Kur'ân hakikati ile asâyı vuruyorum, mâ-i hayat fışkırıyor

Kur'ân hakikati ile asâyı vuruyorum, mâ-i hayat fışkırıyor

Günün Risale-i Nur dersi

Bismillahirrahmanirrahim

Remz

Arkadaş!

Katre nâmındaki eserimde Kur'ân'dan ilhamen takip ettiğim yol ile ehl-i nazar ve felsefenin takip ettikleri yol arasındaki fark şudur:

Kur'ân'dan tavr-ı kalbe ilham edilen asâ-yı Mûsâ gibi, mânevî bir asâ ihsan edilmiştir. Bu asâ ile, kitab-ı kâinatın herhangi bir zerresine vurulursa, derhal mâ-i hayat çıkar. Çünkü müessir ancak eserde görünebilir.

Mânevî asansör hükmünde olan murakabeler ile mâ-i hayatı bulmak pek müşküldür.

Vesaite lüzum gösteren ehl-i nazar ise, etraf-ı âlemi Arşa kadar gezmeleri lâzımdır. Ve o uzun mesafede hücum eden vesveselere, vehimlere, şeytanlara mağlûp olup caddeden çıkmamak için, pek çok burhanlar, alâmetler, nişanlar lâzımdır ki yolu şaşırtmasınlar.

Kur'ân ise, bize asâ-yı Mûsâ gibi bir hakikat vermiştir ki, nerede olsam, hattâ taş üzerinde de bulunsam, asâyı vuruyorum, mâ-i hayat fışkırıyor. Âlemin haricine giderek uzun seferlere ve su borularının kırılmaması ve parçalanmaması için muhafazaya muhtaç olmuyorum. Evet, وَفِى كُلِّ شَىْءٍ لَهُ اٰيَةٌ     تَدُلُّ عَلٰى اَنَّهُ وَاح ِدٌ 1
beytiyle, bu hakikat hakikatiyle tebarüz eder. 

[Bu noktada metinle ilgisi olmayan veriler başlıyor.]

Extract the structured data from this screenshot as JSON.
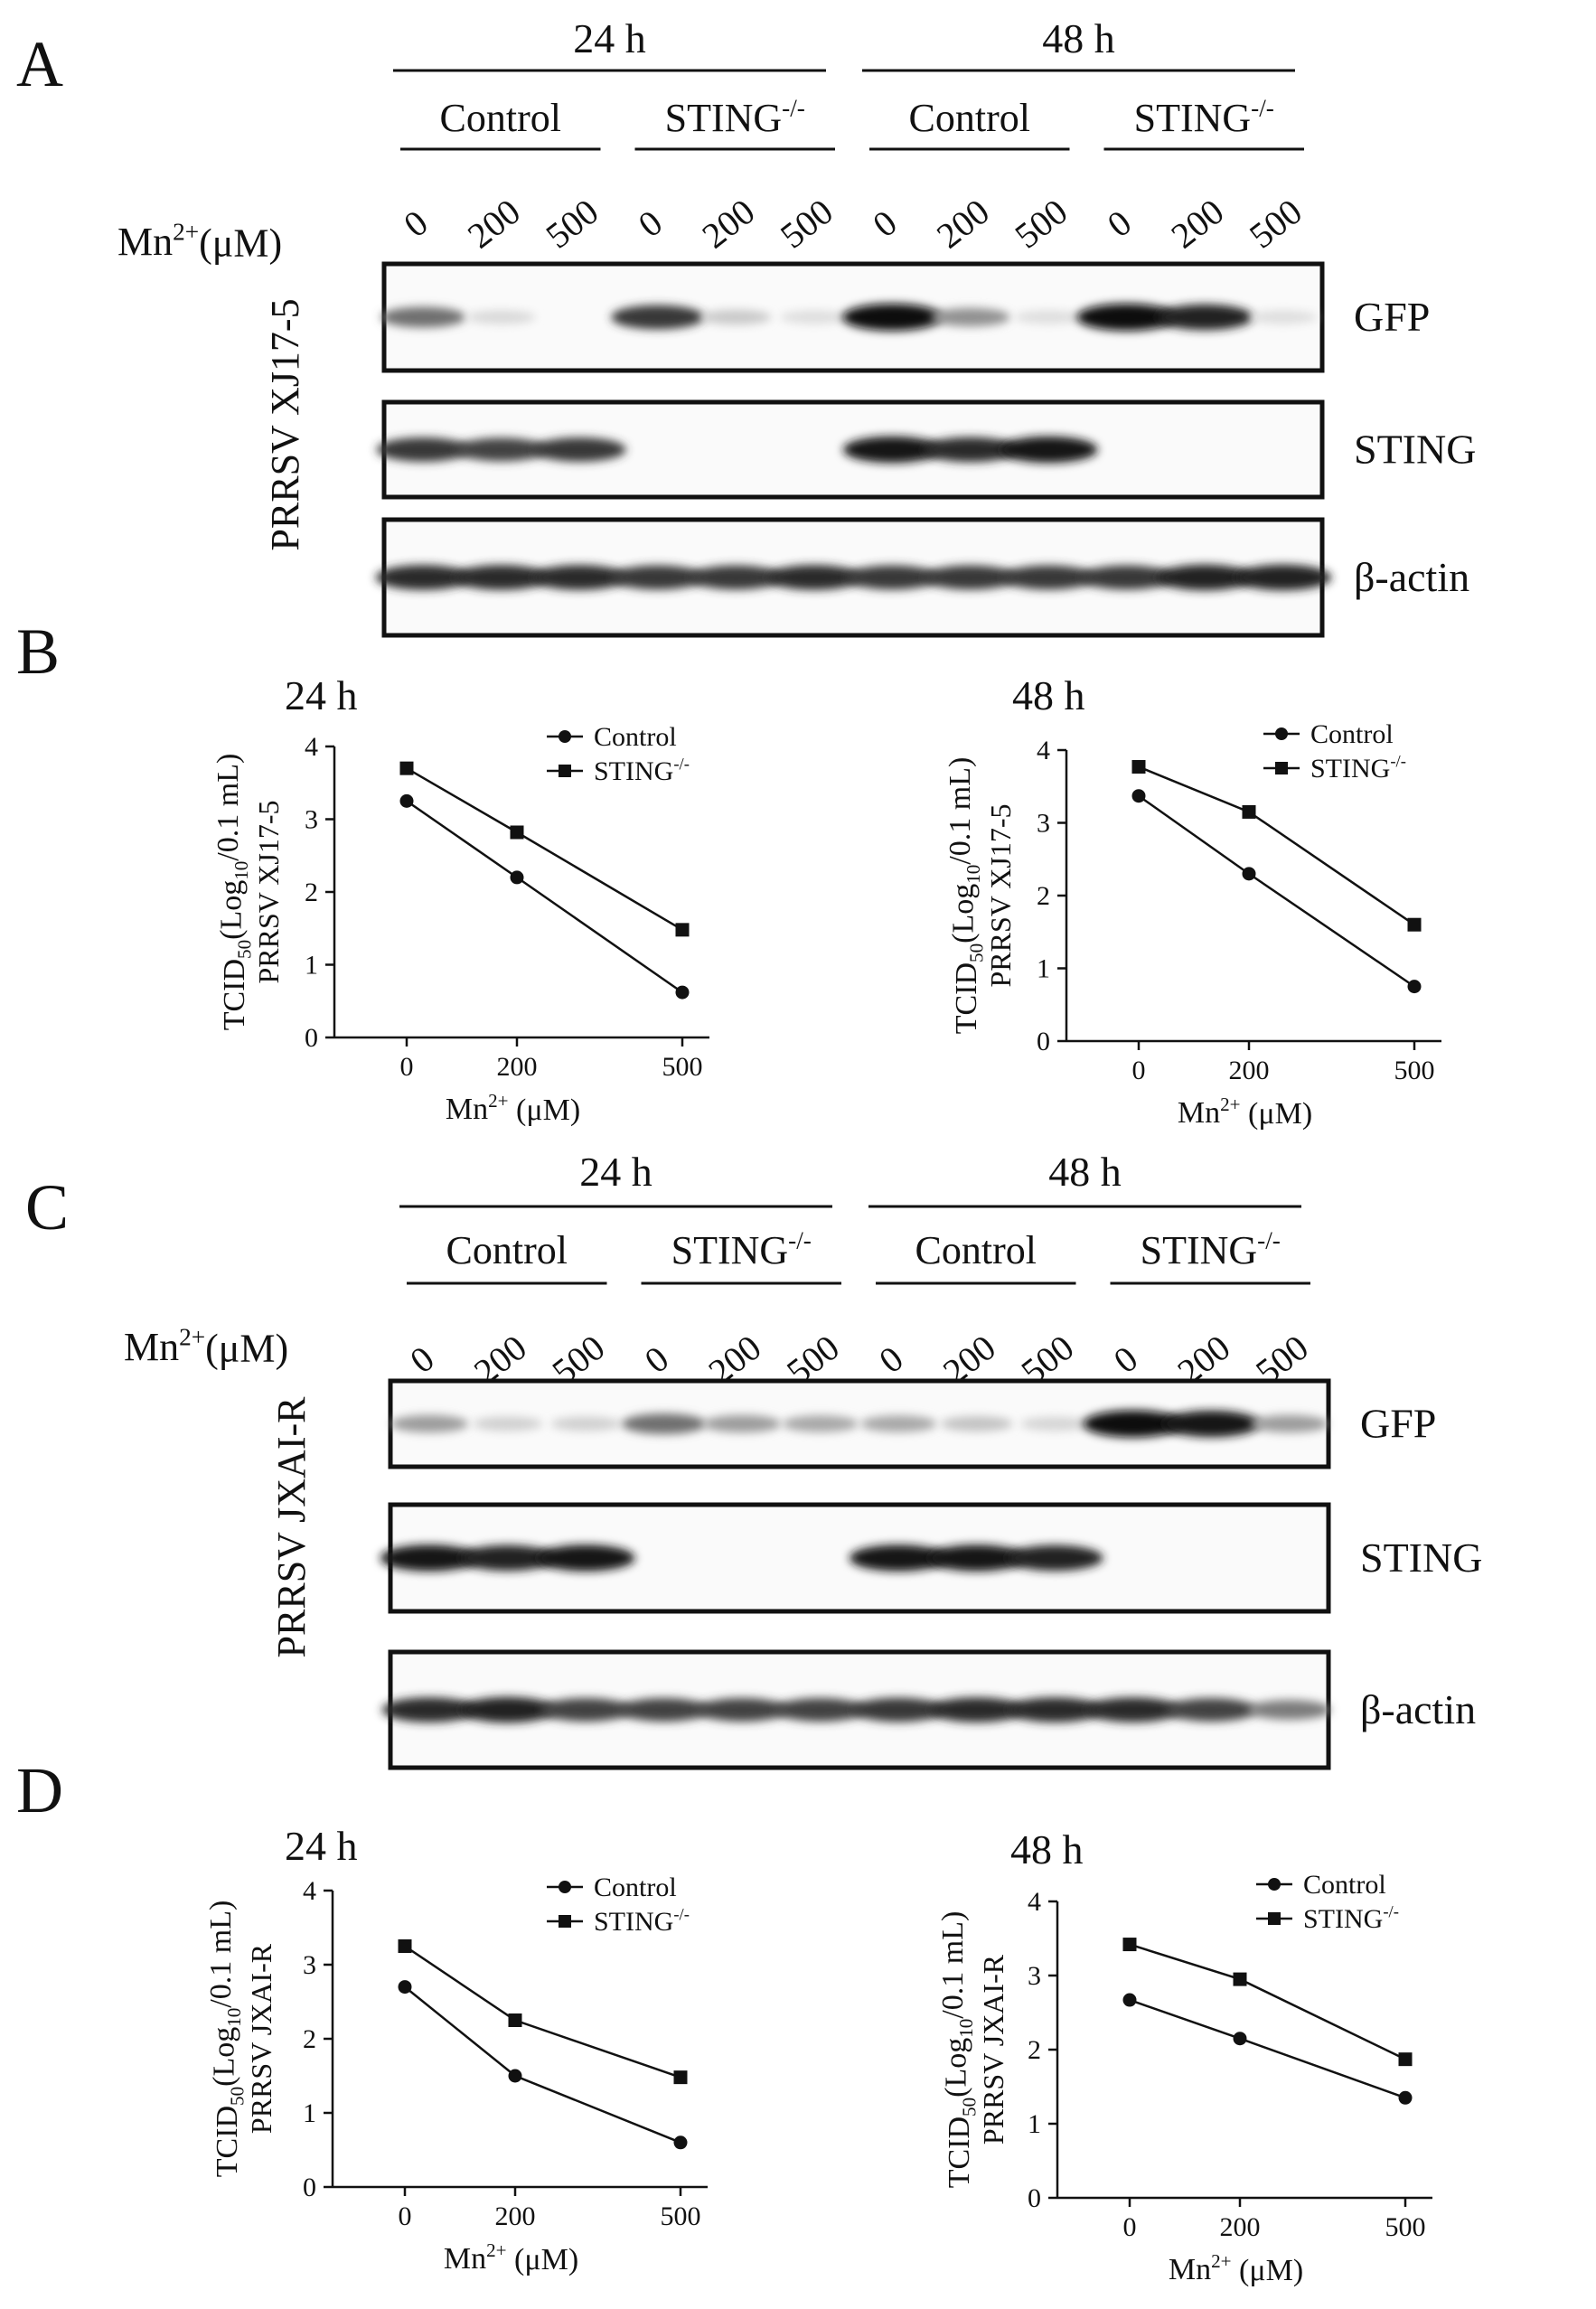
{
  "panels": [
    {
      "letter": "A"
    },
    {
      "letter": "B"
    },
    {
      "letter": "C"
    },
    {
      "letter": "D"
    }
  ],
  "blot_common": {
    "time_labels": [
      "24 h",
      "48 h"
    ],
    "group_labels": [
      "Control",
      "STING",
      "Control",
      "STING"
    ],
    "ko_superscript": "-/-",
    "treatment_label_prefix": "Mn",
    "treatment_label_super": "2+",
    "treatment_label_suffix": "(μM)",
    "doses": [
      "0",
      "200",
      "500",
      "0",
      "200",
      "500",
      "0",
      "200",
      "500",
      "0",
      "200",
      "500"
    ],
    "band_labels": [
      "GFP",
      "STING",
      "β-actin"
    ]
  },
  "blots": [
    {
      "panel": "A",
      "strain_label": "PRRSV XJ17-5",
      "band_intensity": {
        "GFP": [
          0.55,
          0.08,
          0.0,
          0.8,
          0.15,
          0.06,
          1.0,
          0.4,
          0.06,
          1.0,
          0.9,
          0.06
        ],
        "STING": [
          0.8,
          0.75,
          0.8,
          0.0,
          0.0,
          0.0,
          0.95,
          0.85,
          0.95,
          0.0,
          0.0,
          0.0
        ],
        "β-actin": [
          0.85,
          0.85,
          0.85,
          0.8,
          0.8,
          0.85,
          0.8,
          0.8,
          0.8,
          0.8,
          0.9,
          0.9
        ]
      }
    },
    {
      "panel": "C",
      "strain_label": "PRRSV JXAI-R",
      "band_intensity": {
        "GFP": [
          0.35,
          0.12,
          0.12,
          0.55,
          0.35,
          0.3,
          0.3,
          0.18,
          0.1,
          1.0,
          0.95,
          0.35
        ],
        "STING": [
          0.95,
          0.9,
          0.95,
          0.0,
          0.0,
          0.0,
          0.95,
          0.95,
          0.9,
          0.0,
          0.0,
          0.0
        ],
        "β-actin": [
          0.85,
          0.9,
          0.75,
          0.75,
          0.75,
          0.75,
          0.8,
          0.85,
          0.85,
          0.85,
          0.75,
          0.5
        ]
      }
    }
  ],
  "chart_common": {
    "ylabel_line1_a": "TCID",
    "ylabel_line1_sub": "50",
    "ylabel_line1_b": "(Log",
    "ylabel_line1_sub2": "10",
    "ylabel_line1_c": "/0.1 mL)",
    "xlabel_prefix": "Mn",
    "xlabel_super": "2+",
    "xlabel_suffix": " (μM)",
    "legend_control": "Control",
    "legend_sting": "STING",
    "legend_sting_super": "-/-"
  },
  "chart_data": [
    {
      "type": "line",
      "panel": "B",
      "title": "24 h",
      "ylabel_line2": "PRRSV XJ17-5",
      "x": [
        0,
        200,
        500
      ],
      "ylim": [
        0,
        4
      ],
      "yticks": [
        0,
        1,
        2,
        3,
        4
      ],
      "series": [
        {
          "name": "Control",
          "values": [
            3.25,
            2.2,
            0.62
          ]
        },
        {
          "name": "STING-/-",
          "values": [
            3.7,
            2.82,
            1.48
          ]
        }
      ]
    },
    {
      "type": "line",
      "panel": "B",
      "title": "48 h",
      "ylabel_line2": "PRRSV XJ17-5",
      "x": [
        0,
        200,
        500
      ],
      "ylim": [
        0,
        4
      ],
      "yticks": [
        0,
        1,
        2,
        3,
        4
      ],
      "series": [
        {
          "name": "Control",
          "values": [
            3.37,
            2.3,
            0.75
          ]
        },
        {
          "name": "STING-/-",
          "values": [
            3.77,
            3.15,
            1.6
          ]
        }
      ]
    },
    {
      "type": "line",
      "panel": "D",
      "title": "24 h",
      "ylabel_line2": "PRRSV JXAI-R",
      "x": [
        0,
        200,
        500
      ],
      "ylim": [
        0,
        4
      ],
      "yticks": [
        0,
        1,
        2,
        3,
        4
      ],
      "series": [
        {
          "name": "Control",
          "values": [
            2.7,
            1.5,
            0.6
          ]
        },
        {
          "name": "STING-/-",
          "values": [
            3.25,
            2.25,
            1.48
          ]
        }
      ]
    },
    {
      "type": "line",
      "panel": "D",
      "title": "48 h",
      "ylabel_line2": "PRRSV JXAI-R",
      "x": [
        0,
        200,
        500
      ],
      "ylim": [
        0,
        4
      ],
      "yticks": [
        0,
        1,
        2,
        3,
        4
      ],
      "series": [
        {
          "name": "Control",
          "values": [
            2.67,
            2.15,
            1.35
          ]
        },
        {
          "name": "STING-/-",
          "values": [
            3.42,
            2.95,
            1.87
          ]
        }
      ]
    }
  ]
}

Dipnot-1: "Herbir şeyde, O'nun bir olduğuna delâlet eden bir âyet vardır." İbnü'l-Mu'tez'in bir şiirinden alınmıştır. İbn-i Kesîr, Tefsîrü'l-Kur'âni'l-Azîm, 1:24.
HAŞİYE: Kur'ân'ın delâletiyle bulduğum yola gitmek isteyen için ve ona o yolu güzelce tarif etmek için, Risale-i Nur Külliyatı güzel bir tarifçidir.